Nikon Smart Photo Selector and Motion Snapshot
Nikon was the first mirrorless brand to take advantage of the electronic shutter for fast continuous shooting speeds. The 1 series was capable of bursts up to 60fps with RAW files, and the brand included smart features linked to the impressive speed. The Smart Photo Selector would take a burst and choose the best picture automatically, but as you can imagine the camera’s judgement didn’t always match that of the photographer. The Motion Snapshot mode combined a short slow motion video clip with a still image and music background, but the options to customise it (including choosing different types of music) were really poor.
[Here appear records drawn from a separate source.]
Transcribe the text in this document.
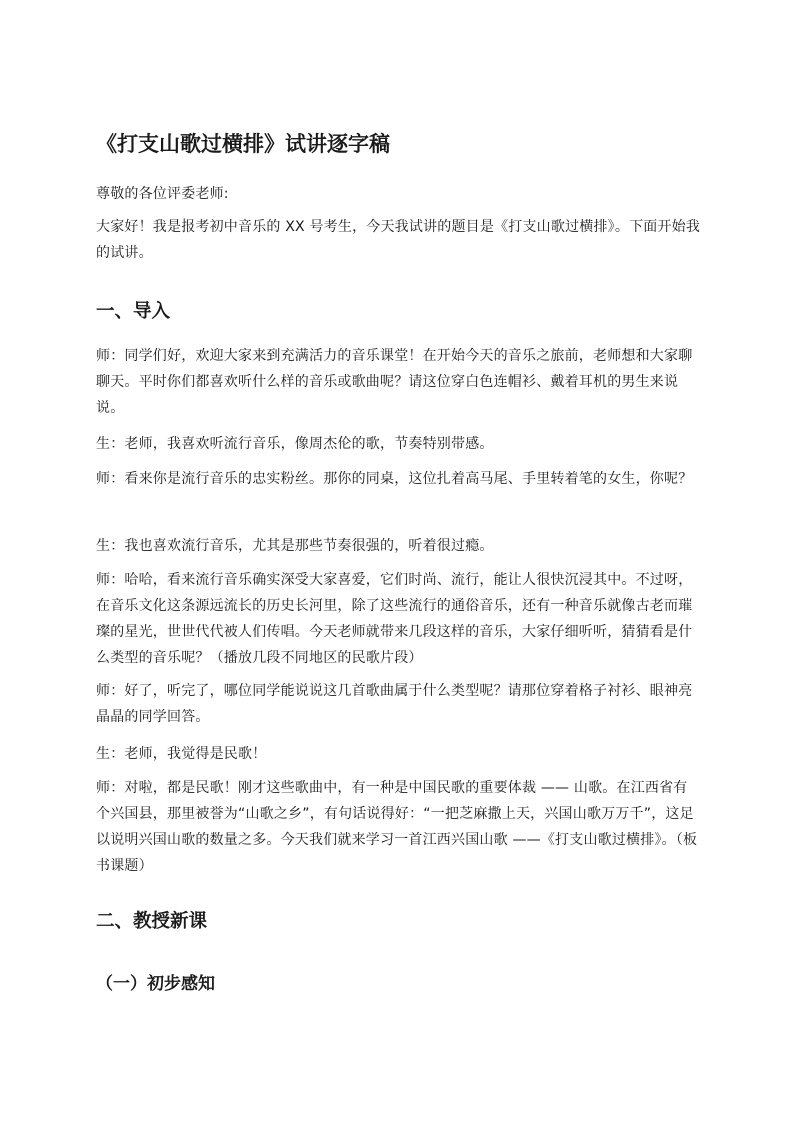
《打支山歌过横排》试讲逐字稿

尊敬的各位评委老师:

大家好！我是报考初中音乐的 XX 号考生，今天我试讲的题目是《打支山歌过横排》。下面开始我的试讲。

一、导入

师：同学们好，欢迎大家来到充满活力的音乐课堂！在开始今天的音乐之旅前，老师想和大家聊聊天。平时你们都喜欢听什么样的音乐或歌曲呢？请这位穿白色连帽衫、戴着耳机的男生来说说。

生：老师，我喜欢听流行音乐，像周杰伦的歌，节奏特别带感。

师：看来你是流行音乐的忠实粉丝。那你的同桌，这位扎着高马尾、手里转着笔的女生，你呢？

生：我也喜欢流行音乐，尤其是那些节奏很强的，听着很过瘾。

师：哈哈，看来流行音乐确实深受大家喜爱，它们时尚、流行，能让人很快沉浸其中。不过呀，在音乐文化这条源远流长的历史长河里，除了这些流行的通俗音乐，还有一种音乐就像古老而璀璨的星光，世世代代被人们传唱。今天老师就带来几段这样的音乐，大家仔细听听，猜猜看是什么类型的音乐呢？（播放几段不同地区的民歌片段）

师：好了，听完了，哪位同学能说说这几首歌曲属于什么类型呢？请那位穿着格子衬衫、眼神亮晶晶的同学回答。

生：老师，我觉得是民歌！

师：对啦，都是民歌！刚才这些歌曲中，有一种是中国民歌的重要体裁 —— 山歌。在江西省有个兴国县，那里被誉为“山歌之乡”，有句话说得好：“一把芝麻撒上天，兴国山歌万万千”，这足以说明兴国山歌的数量之多。今天我们就来学习一首江西兴国山歌 ——《打支山歌过横排》。（板书课题）

二、教授新课
（一）初步感知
The 1 series struggled to gain success and was discontinued in 2018.
Selfie mode and soft skin effect
Another way to tackle the success of smartphones was to introduce a selfie mode. On select Olympus and Panasonic cameras for example, when you rotate the screen 180˚ the camera automatically shortens the zoom range (when using power zoom lenses) to facilitate composition and activate functions such as face detection and self timer. Nothing wrong so far, but some brands also added things like the soft skin effect that in many cases looked really bad. At this point, you’re probably better off using your phone.
Sony 3D Sweep Panorama
In addition to the traditional Sweep Panorama mode, Sony added a 3D version on early Nex models at a time where the electronics market was trying to push 3D products and 3D content, following the rise of 3D films being produced and screened in theatres. The truth is that 3D technology never took off on consumer products, and you would have needed a 3D TV to enjoy it. Unsurprisingly, the 3D panorama mode was quickly abandoned.
I’m sure I’ve missed some other features found on mirrorless cameras but if I continue to write about them all, this article will become a book so I’d better stop here.
I’ve skipped things such as the scene modes which are simply presets where the camera picks the appropriate exposure settings depending on the type of scene photographed. Touch capabilities have also improved a lot, although that has more to do with the use and control of the camera than anything else.
I can briefly mention options such as manual focus assists (peaking etc.). Fujifilm has put extra effort into this by designing Digital Split Image and Digital Pentaprism that emulate rangefinder cameras. But focus magnification remains the best way to check focus accuracy, regardless of the brand or camera in question.
One exception is Canon’s Focus Guide that uses the Dual Pixel CMOS AF technology (phase detection). It is very precise, especially for video. Canon also has a post focus mode that works with the same technology (Dual Pixel RAW) but the adjustments you can make are very small.
Another function I’ve appreciated a lot on the Ricoh GR II is Snap Focus, which helps you work with zone focusing, just as you would with a manual focus lens.
Panorama and Multiple Exposure are also common features. The former still fails at times, depending on the camera (banding or imprecision with the stitching), whereas the latter is interesting when there are more blending options.
To wrap up, I wouldn’t call most of the features mentioned in this article essential simply because there is always an alternative solution to get the same result. Often that solution is a classic method that has been used for years, when technology wasn’t as advanced as it is today.
At the same time though, we can’t deny that some of these features have become very useful, mainly because they allow us to concentrate more on our scene and make the process of capturing a photo easier and quicker than ever before.